SOON after the formation of the MDC in 1999, the state broadcaster, Zimbabwe Broadcasting Corporation (ZBC) carried and repeatedly aired television footage of party leader Morgan Tsvangirai gleefully clapping his hands as white farmers queued up to sign away cheque donations to the newly-formed organisation.
Report by Herbert Moyo
Before the formation of the MDC, Zanu PF received and used money from donors at home and abroad, including white groups and organisations. The late British tycoon Tiny Rowland was for a long time a major Zanu PF donor.
The party still receives donations from white-owned businesses as shown by a story in this newspaper last week.
The Zimbabwe Independent reported last week Meikles group mogul John Moxon donated vehicles to Zanu PF last year to boost President Robert Mugabe and Zanu PF’s bid to remain in power.
By donating the vehicles, Moxon was however not breaking new ground, but simply became the latest in a long list of travellers along the well-beaten path to the Zanu PF headquarters which has been traversed by many companies and individuals.
Moxon’s case is all the more intriguing, given that not so long ago he was reportedly targeted by Zanu PF bigwigs during the Kingdom Meikles Africa Ltd demerger saga. He was specified but later the measure was lifted. Only recently he applied for a diamond mining licence.
However, after ZBC aired its footage showing Tsvangirai receiving money from white commercial farmers, Zanu PF went into overdrive and agog about it.
Zanu PF spin doctors claimed the MDC was a white-funded and controlled party. From then on, all sorts of pejorative descriptions have been used against the party: “Western-sponsored front”, “puppet”, or “running dogs of imperialism”, among others.
Not long after that whites in general found themselves on the receiving end of a violent farm invasions.

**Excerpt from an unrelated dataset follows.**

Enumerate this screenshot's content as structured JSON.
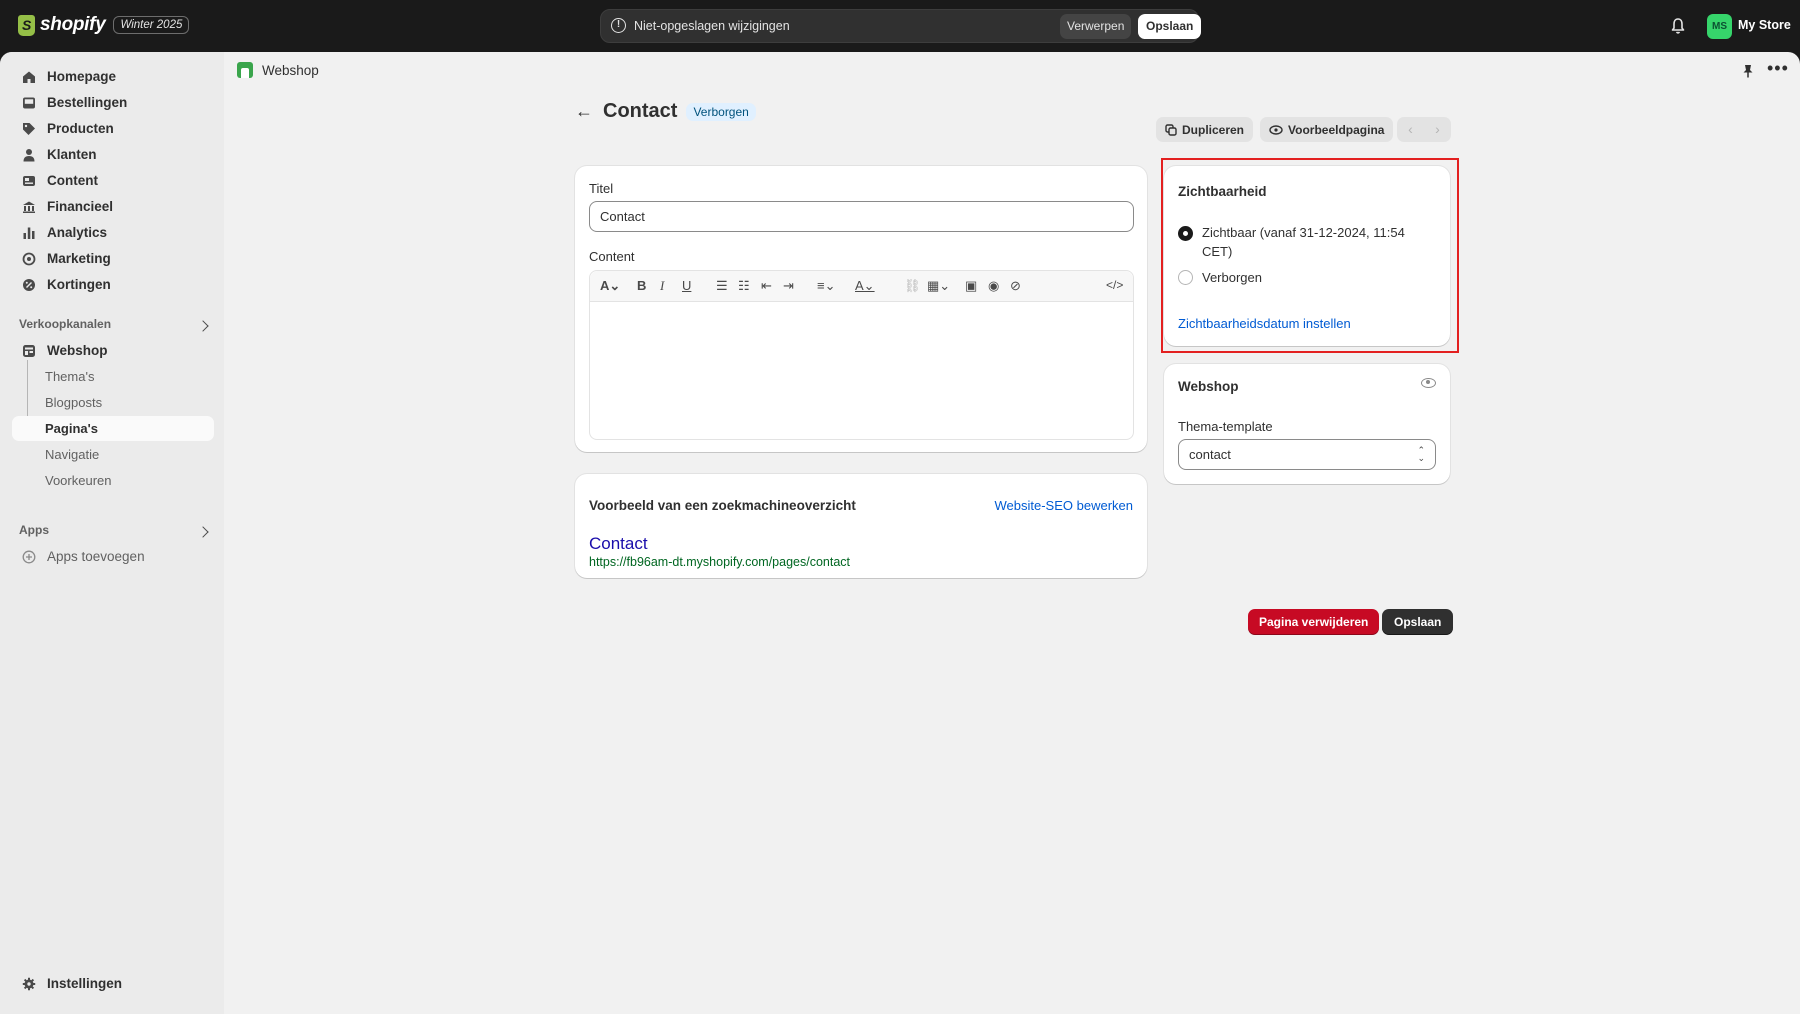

Legislation such as the Political Parties (Finance) Act was crafted in 2001 as Zanu PF sought to block foreign funding for political parties in a bid to choke the nascent MDC.
However, President Robert Mugabe and Zanu PF continue to receive funding for their party’s activities openly from local businesspeople and companies as well as mysterious “well-wishers” as in the case of the controversial US$20 million presidential input scheme.

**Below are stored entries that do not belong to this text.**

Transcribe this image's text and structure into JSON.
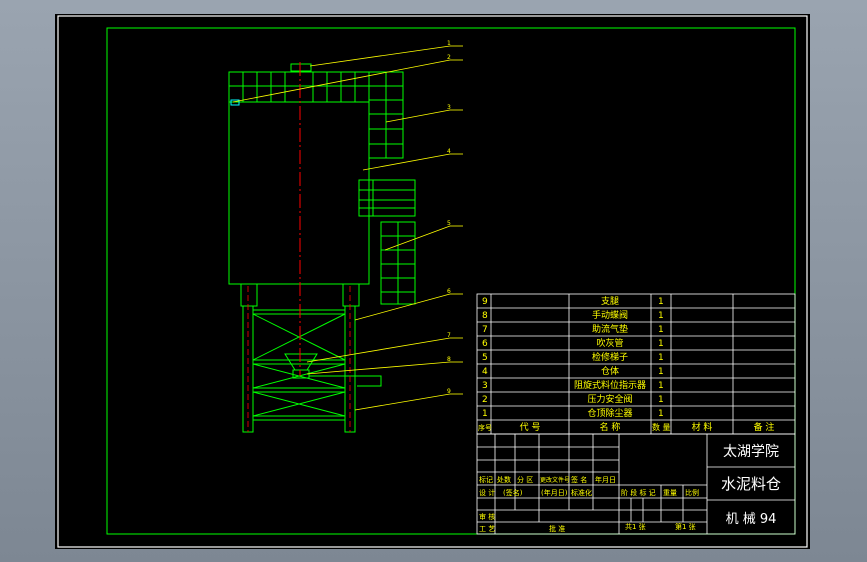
{
  "parts_list": {
    "header": {
      "seq": "序号",
      "code": "代 号",
      "name": "名 称",
      "qty": "数 量",
      "material": "材 料",
      "remarks": "备 注"
    },
    "rows": [
      {
        "seq": "9",
        "name": "支腿",
        "qty": "1"
      },
      {
        "seq": "8",
        "name": "手动蝶阀",
        "qty": "1"
      },
      {
        "seq": "7",
        "name": "助流气垫",
        "qty": "1"
      },
      {
        "seq": "6",
        "name": "吹灰管",
        "qty": "1"
      },
      {
        "seq": "5",
        "name": "检修梯子",
        "qty": "1"
      },
      {
        "seq": "4",
        "name": "仓体",
        "qty": "1"
      },
      {
        "seq": "3",
        "name": "阻旋式料位指示器",
        "qty": "1"
      },
      {
        "seq": "2",
        "name": "压力安全阀",
        "qty": "1"
      },
      {
        "seq": "1",
        "name": "仓顶除尘器",
        "qty": "1"
      }
    ]
  },
  "title_block": {
    "school": "太湖学院",
    "drawing_title": "水泥料仓",
    "class_id": "机 械 94",
    "revision_headers": [
      "标记",
      "处数",
      "分 区",
      "更改文件号",
      "签 名",
      "年月日"
    ],
    "design_row": [
      "设 计",
      "(签名)",
      "(年月日)",
      "标准化"
    ],
    "stage_headers": [
      "阶 段 标 记",
      "重量",
      "比例"
    ],
    "review_label": "审 核",
    "process_label": "工 艺",
    "approve_label": "批 准",
    "sheet_total": "共1 张",
    "sheet_no": "第1 张"
  },
  "balloons": [
    "1",
    "2",
    "3",
    "4",
    "5",
    "6",
    "7",
    "8",
    "9"
  ],
  "colors": {
    "background": "#000000",
    "frame": "#00ff00",
    "table_lines": "#ffffff",
    "table_text": "#ffff00",
    "leader_lines": "#ffff00",
    "centerline": "#ff0000",
    "cyan_part": "#00ffff",
    "title_text": "#ffffff"
  }
}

As elections draw closer, opaque donations will surge. This has led to debate about whether or not these donations do not amount to chequebook politics and their impact on elections and democracy.
All over the world — from Asia, Europe and across the Americas, let alone Africa — party political funding is controversial.

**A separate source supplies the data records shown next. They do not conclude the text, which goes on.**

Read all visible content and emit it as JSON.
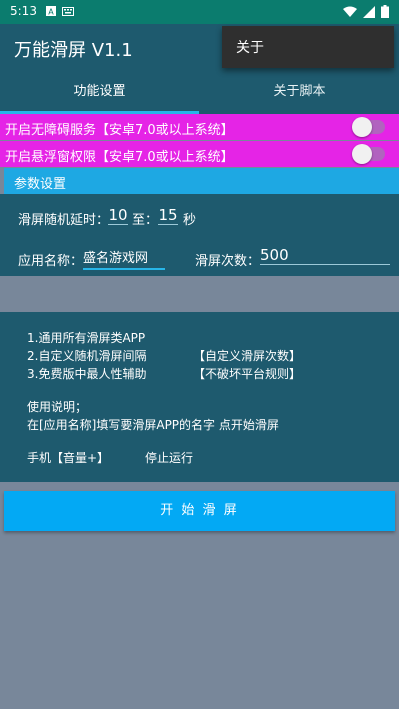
{
  "status_bar": {
    "time": "5:13",
    "left_icons": [
      "notification-a-icon",
      "keyboard-icon"
    ],
    "right_icons": [
      "wifi-icon",
      "signal-icon",
      "battery-icon"
    ]
  },
  "app_bar": {
    "title": "万能滑屏 V1.1"
  },
  "overflow_menu": {
    "items": [
      {
        "label": "关于"
      }
    ]
  },
  "tabs": [
    {
      "label": "功能设置",
      "selected": true
    },
    {
      "label": "关于脚本",
      "selected": false
    }
  ],
  "toggles": [
    {
      "label": "开启无障碍服务【安卓7.0或以上系统】",
      "on": false
    },
    {
      "label": "开启悬浮窗权限【安卓7.0或以上系统】",
      "on": false
    }
  ],
  "params": {
    "header": "参数设置",
    "delay_label": "滑屏随机延时：",
    "delay_min": "10",
    "to_label": "至：",
    "delay_max": "15",
    "seconds_label": "秒",
    "app_name_label": "应用名称：",
    "app_name_value": "盛名游戏网",
    "swipe_count_label": "滑屏次数：",
    "swipe_count_value": "500"
  },
  "info": {
    "line1": "1.通用所有滑屏类APP",
    "line2": "2.自定义随机滑屏间隔",
    "line2_right": "【自定义滑屏次数】",
    "line3": "3.免费版中最人性辅助",
    "line3_right": "【不破坏平台规则】",
    "usage_title": "使用说明；",
    "usage_text": "在[应用名称]填写要滑屏APP的名字 点开始滑屏",
    "hotkey_left": "手机【音量+】",
    "hotkey_right": "停止运行"
  },
  "start_button": {
    "label": "开 始 滑 屏"
  },
  "colors": {
    "status_bar": "#0b7c6e",
    "app_bar": "#1e5a6e",
    "toggle_bg": "#e524e6",
    "section_header": "#1ea8e3",
    "button": "#03a9f4",
    "background": "#78879a"
  }
}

Analysts say even if they are bitter rivals, it seems Zanu PF and the two MDC parties agree on one thing: refusing to declare sources of their secret funds.
“All major parties in Zimbabwe, that is Zanu PF and the two MDC formations, agree on one thing: they don’t want to disclose sources of their secret funding,” one analyst said.
“Without making it impossible for parties to function, there is need for clear funding laws, rules and regulations because chequebook politics is destroying the right of voters to choose their leaders freely and eroding democracy.”
In a paper done for the Institute for Democracy in South Africa analyst Judith February says private political party funding poses a serious threat to democracy.
“Why does the regulation of private funding to political parties matter and what is the link to poverty, underdevelopment, human rights and corruption?” she asks.
“To function properly, democracies require strong, independent political parties operating in an open and truly competitive political system. Parties, in turn, need money in order to adequately fulfill their role. Similarly, a well-informed electorate that can exercise equal influence over the decision-making processes is a condition for genuine participatory democracy.”
February says unregulated private political party funding distorts the electoral playing field and hence undermines the role of the ballot in a democracy.
“Where there is no control over private funding given to political parties, a situation of unfairness and distortion of electoral competition may arise, ultimately undermining the equal value of each person’s vote,” she says.
“When wealth is allowed to buy influence and access by unregulated secret donations, or the perception of such, the effect on political rights and participatory democracy could lead to the average citizen’s voice being silenced.
“All groups, including the poor and marginalised, should have an equal opportunity to influence the political processes through participation.”
However, parties everywhere, including Zimbabwe, have subverted laws to receive secret funding to pay their bills and finance electoral campaigns.
Political commentator Godwin Phiri said the Moxon case shows the Zanu PF-business nexus which existed for a long time.
“It is no coincidence that Meikles applies for a diamond mining licence after Moxon’s huge donation to the party that we all know controls who participates in that industry,” said Phiri. “Moxon is greasing the hands that dish out the licences. With the same stroke, he has probably secured his investments from the indigenisation policy targeting non-black businesses.”
MDC-T treasurer-general Roy Bennett recently said: “There is a relatively small but very significant network of whites that work closely with Zanu PF. The message will come down from on high that ‘he is one of us; leave him alone’.”
Zimbabwe Democracy Institute executive director Pedzisai Ruhanya said: “They (whites) have to play ball or risk losing their investments. Apart from getting contracts from government, individuals and companies also donate to protect their investments and businesses in a hostile investment climate where threats of company seizures are the order of the day.”